Are the 80hz-5khz and 20hz-20khz “max spl” thd measurements really relevant for a driver like this? Something like a 60-400 might better represent how it will be used in a typical car install. No one is going to be running a 10” woofer to 5khz.

seeing a “measured max spl” of 99 dB because a 10” woofer hits a 10% thd limit at 4 kHz -ish isn’t that useful. In it’s typical range it’s probably much better.

Anyway thanks again for the hard work!


----------



## ErinH (Feb 14, 2007)

I actually don't disagree with your proposed method. However, the reasons I chose 80-5k was:
1) My sanity. I don't want to have 5 or 6 different versions of the test. I know me. I'm bound to test one with the wrong template and not realize it until it's shipped back. So, I have 3 distinct bandwidths: subwoofer, mid/woofer/range, midrange. It's not exactly "fair" to every driver type but it provides an easy apples-to-apples without me having countless templates for every size and type of speaker under the sun. Some might want to use a driver as a dedicated midbass while others would use it as a mid/woofer. Etc. And with that said, for me, the main takeaway of this information is the distortion profile with/without the bandpass applied.
2) I want to see what's going on an octave above the typical LPF region because that does still effect what happens below it thanks to the nature of the multitone test itself (it's not just harmonics).


----------



## ErinH (Feb 14, 2007)

Update:

After some feedback, some thinking and a whole lot of re-testing, I have revised my tests to include better distortion measurements. I updated the Purifi results last night.

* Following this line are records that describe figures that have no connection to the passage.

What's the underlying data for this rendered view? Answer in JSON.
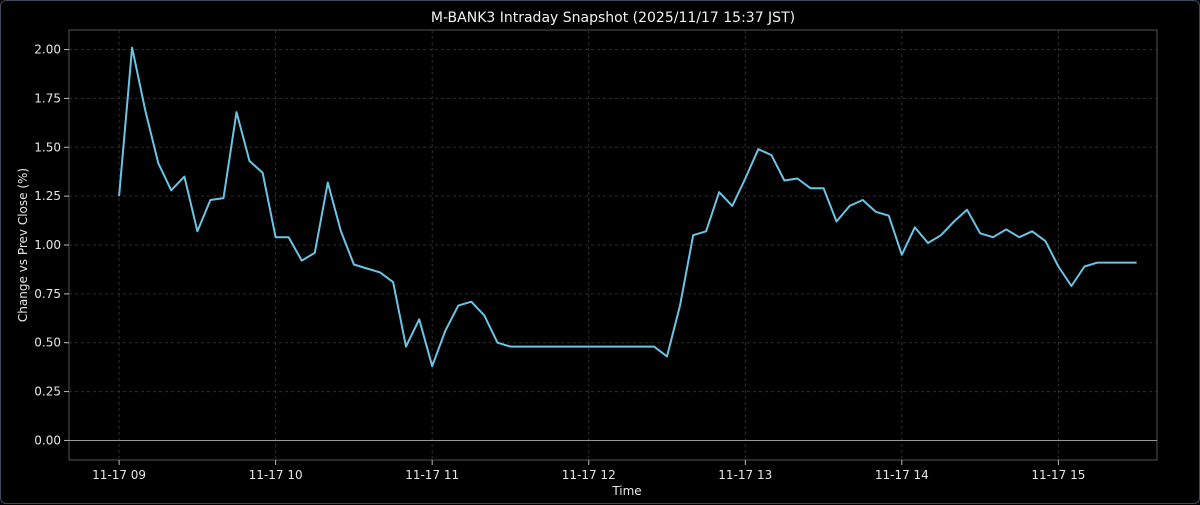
{
  "chart_data": {
    "type": "line",
    "title": "M-BANK3 Intraday Snapshot (2025/11/17 15:37 JST)",
    "xlabel": "Time",
    "ylabel": "Change vs Prev Close (%)",
    "x_ticks": [
      "11-17 09",
      "11-17 10",
      "11-17 11",
      "11-17 12",
      "11-17 13",
      "11-17 14",
      "11-17 15"
    ],
    "x_tick_hours": [
      9,
      10,
      11,
      12,
      13,
      14,
      15
    ],
    "y_ticks": [
      "0.00",
      "0.25",
      "0.50",
      "0.75",
      "1.00",
      "1.25",
      "1.50",
      "1.75",
      "2.00"
    ],
    "y_tick_values": [
      0,
      0.25,
      0.5,
      0.75,
      1.0,
      1.25,
      1.5,
      1.75,
      2.0
    ],
    "xlim": [
      8.68,
      15.63
    ],
    "ylim": [
      -0.1,
      2.1
    ],
    "grid": true,
    "zero_line": 0,
    "line_color": "#6cc4e4",
    "series": [
      {
        "x": [
          9.0,
          9.083,
          9.167,
          9.25,
          9.333,
          9.417,
          9.5,
          9.583,
          9.667,
          9.75,
          9.833,
          9.917,
          10.0,
          10.083,
          10.167,
          10.25,
          10.333,
          10.417,
          10.5,
          10.583,
          10.667,
          10.75,
          10.833,
          10.917,
          11.0,
          11.083,
          11.167,
          11.25,
          11.333,
          11.417,
          11.5,
          11.583,
          11.667,
          11.75,
          11.833,
          11.917,
          12.0,
          12.083,
          12.167,
          12.25,
          12.333,
          12.417,
          12.5,
          12.583,
          12.667,
          12.75,
          12.833,
          12.917,
          13.0,
          13.083,
          13.167,
          13.25,
          13.333,
          13.417,
          13.5,
          13.583,
          13.667,
          13.75,
          13.833,
          13.917,
          14.0,
          14.083,
          14.167,
          14.25,
          14.333,
          14.417,
          14.5,
          14.583,
          14.667,
          14.75,
          14.833,
          14.917,
          15.0,
          15.083,
          15.167,
          15.25,
          15.333,
          15.417,
          15.5
        ],
        "values": [
          1.25,
          2.01,
          1.69,
          1.42,
          1.28,
          1.35,
          1.07,
          1.23,
          1.24,
          1.68,
          1.43,
          1.37,
          1.04,
          1.04,
          0.92,
          0.96,
          1.32,
          1.07,
          0.9,
          0.88,
          0.86,
          0.81,
          0.48,
          0.62,
          0.38,
          0.56,
          0.69,
          0.71,
          0.64,
          0.5,
          0.48,
          0.48,
          0.48,
          0.48,
          0.48,
          0.48,
          0.48,
          0.48,
          0.48,
          0.48,
          0.48,
          0.48,
          0.43,
          0.69,
          1.05,
          1.07,
          1.27,
          1.2,
          1.34,
          1.49,
          1.46,
          1.33,
          1.34,
          1.29,
          1.29,
          1.12,
          1.2,
          1.23,
          1.17,
          1.15,
          0.95,
          1.09,
          1.01,
          1.05,
          1.12,
          1.18,
          1.06,
          1.04,
          1.08,
          1.04,
          1.07,
          1.02,
          0.89,
          0.79,
          0.89,
          0.91,
          0.91,
          0.91,
          0.91
        ]
      }
    ]
  }
}
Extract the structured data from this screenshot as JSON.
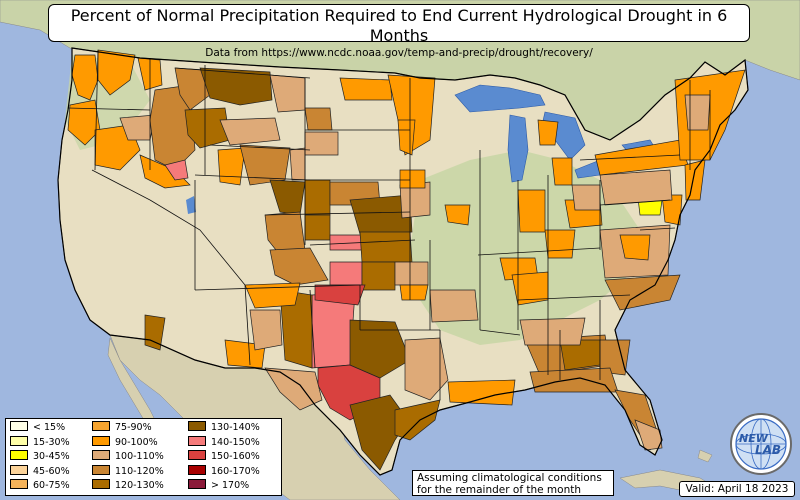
{
  "title": "Percent of Normal Precipitation Required to End Current Hydrological Drought in 6 Months",
  "subtitle": "Data from https://www.ncdc.noaa.gov/temp-and-precip/drought/recovery/",
  "note_line1": "Assuming climatological conditions",
  "note_line2": "for the remainder of the month",
  "valid": "Valid: April 18 2023",
  "logo": {
    "text_top": "NEW",
    "text_bottom": "LAB",
    "icon": "globe-logo-icon"
  },
  "legend": [
    {
      "label": "< 15%",
      "color": "#ffffe8"
    },
    {
      "label": "15-30%",
      "color": "#ffffa8"
    },
    {
      "label": "30-45%",
      "color": "#ffff00"
    },
    {
      "label": "45-60%",
      "color": "#fbd39a"
    },
    {
      "label": "60-75%",
      "color": "#f5b35a"
    },
    {
      "label": "75-90%",
      "color": "#f7a530"
    },
    {
      "label": "90-100%",
      "color": "#ff9a00"
    },
    {
      "label": "100-110%",
      "color": "#deaa78"
    },
    {
      "label": "110-120%",
      "color": "#c98533"
    },
    {
      "label": "120-130%",
      "color": "#aa6c00"
    },
    {
      "label": "130-140%",
      "color": "#8b5a00"
    },
    {
      "label": "140-150%",
      "color": "#f57a7a"
    },
    {
      "label": "150-160%",
      "color": "#d9413f"
    },
    {
      "label": "160-170%",
      "color": "#a80000"
    },
    {
      "label": "> 170%",
      "color": "#8b1a3a"
    }
  ],
  "colors": {
    "ocean": "#9fb7df",
    "land": "#e8dfc2",
    "lakes": "#5a8bd0",
    "green_land": "#c7d6a5"
  }
}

I have changed the following:
HD results displayed in dB scale (relative to fundamental)
IMD - new
Multitone (max SPL) bandwidth changed to represent a more realistic range and tightened thresholds 


Please view the provided link to see the updated test method and results.

- Erin


----------



## SQ_Bronco (Jul 31, 2005)

Thanks Erin! I appreciate the time you took to do the additional work.

Didn’t make as much difference as I thought it would...


----------



## ErinH (Feb 14, 2007)

Yea. I spent an entire 24 hours re-testing 6 speakers (2 of which hadn't been published yet, but were about to be). Some differences were made. Some were not. But, at least now the tests are more logical. And the IMD tests are quite useful. The "holy trinity" of HD, IMD and multitone distortion tests are something no one else offers but provide a lot of insight in to driver non-linearities and sync up well (so far) to things I've heard as "annoying" or "grainy" in sound. 

I am working on a video explaining the different types of distortion. I think (hope) you all will enjoy it and learn something from it. It's taking me time because I have to come up with ways to illustrate them but t's been pretty eye (and ear ) opening so far.


----------



## ErinH (Feb 14, 2007)




----------



## Ge0 (Jul 23, 2007)

ErinH said:


>


Thanks a bunch Erin. Looking forward to getting my babies back . What did you mean at the very end when you said "I'm trying to blow this thing up"??? Should I be concerned LOL .

Ge0


----------